Brian 01:14:32 So, you know, I’m not, I’m not a plagiarist in that sense. Um, there’s a, a, one of my colleagues, uh, Marcus, Quintos a philosopher at university London who takes, who takes this kind of view. I’m sure he would say that my presentation of it is, is grossly unsophisticated, but, um, it seems to me to make sense, um, and there are lots of lots of things that, where, which are abstract that, um, we only know through their instances, even letters, you know, there’s lots of mm-hmm, <affirmative> different fonts for the letter. A, um, you’ve got handwriting, uh, for a, um, so a as a concept at the letter a as a concept is actually rather abstract. And what we know about it are instances of it and the same is true for lots of like words. You can hear words in the high voice, go voice your voice, my voice, some person’s voice, but they’re, they’re all are instances of, if you like be abstract, uh, uh, word itself, uh, or, or music, you know, you can hear, you know, Beethoven’s fifth symphony played on a Kazu, but it’s still Beethoven’s, it’s still the tune, isn’t it?
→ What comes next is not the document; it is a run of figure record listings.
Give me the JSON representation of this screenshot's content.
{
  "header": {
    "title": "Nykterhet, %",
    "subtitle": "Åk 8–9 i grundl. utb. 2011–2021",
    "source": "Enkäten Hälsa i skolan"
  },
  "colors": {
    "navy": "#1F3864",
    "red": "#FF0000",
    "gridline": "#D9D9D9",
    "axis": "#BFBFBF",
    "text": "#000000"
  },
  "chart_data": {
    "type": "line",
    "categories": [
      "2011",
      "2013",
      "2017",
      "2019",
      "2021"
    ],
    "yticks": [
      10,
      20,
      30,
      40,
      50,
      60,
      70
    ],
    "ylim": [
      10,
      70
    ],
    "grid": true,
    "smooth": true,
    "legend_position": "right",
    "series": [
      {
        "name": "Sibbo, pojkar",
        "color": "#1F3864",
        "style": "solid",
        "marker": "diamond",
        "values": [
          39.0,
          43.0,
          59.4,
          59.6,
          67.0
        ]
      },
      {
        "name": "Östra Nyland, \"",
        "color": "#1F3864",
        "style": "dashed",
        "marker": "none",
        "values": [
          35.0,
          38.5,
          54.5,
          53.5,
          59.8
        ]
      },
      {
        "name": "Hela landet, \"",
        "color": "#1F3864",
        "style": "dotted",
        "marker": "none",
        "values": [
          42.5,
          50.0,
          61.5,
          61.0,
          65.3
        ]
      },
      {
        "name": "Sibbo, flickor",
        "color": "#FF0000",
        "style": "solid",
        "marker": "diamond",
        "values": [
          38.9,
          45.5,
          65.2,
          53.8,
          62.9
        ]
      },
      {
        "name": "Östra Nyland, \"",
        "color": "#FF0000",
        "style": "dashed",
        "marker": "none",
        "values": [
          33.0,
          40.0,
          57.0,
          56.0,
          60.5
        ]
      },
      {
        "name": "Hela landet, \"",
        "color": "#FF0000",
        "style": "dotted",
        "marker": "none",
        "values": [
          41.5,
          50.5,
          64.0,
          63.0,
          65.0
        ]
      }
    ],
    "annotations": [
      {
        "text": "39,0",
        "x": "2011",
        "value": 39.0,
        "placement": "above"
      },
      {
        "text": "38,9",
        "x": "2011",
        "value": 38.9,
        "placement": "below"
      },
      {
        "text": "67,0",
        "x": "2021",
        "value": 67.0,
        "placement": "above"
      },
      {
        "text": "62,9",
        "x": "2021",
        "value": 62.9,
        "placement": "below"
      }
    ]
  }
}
Brian 01:15:56 The tunes abstract. So anyway, I don’t think it’s a mystery that, um, we have and have knowledge of lots of abstract concepts and numbers are just one of them.
Paul 01:16:07 All right, Brian. Well, what’s actually real is I have to go, uh, see the year end school play, which is, I, I suppose not real, it’s a real play, but not about real. Anyway, now I’m getting just confused, but I enjoy learning about, uh, the counting and numerical abilities, uh, of many of the animals that you describe. Um, most of which we didn’t even get to during our discussion, but, um, but enjoy talking with you. Thanks for being with me.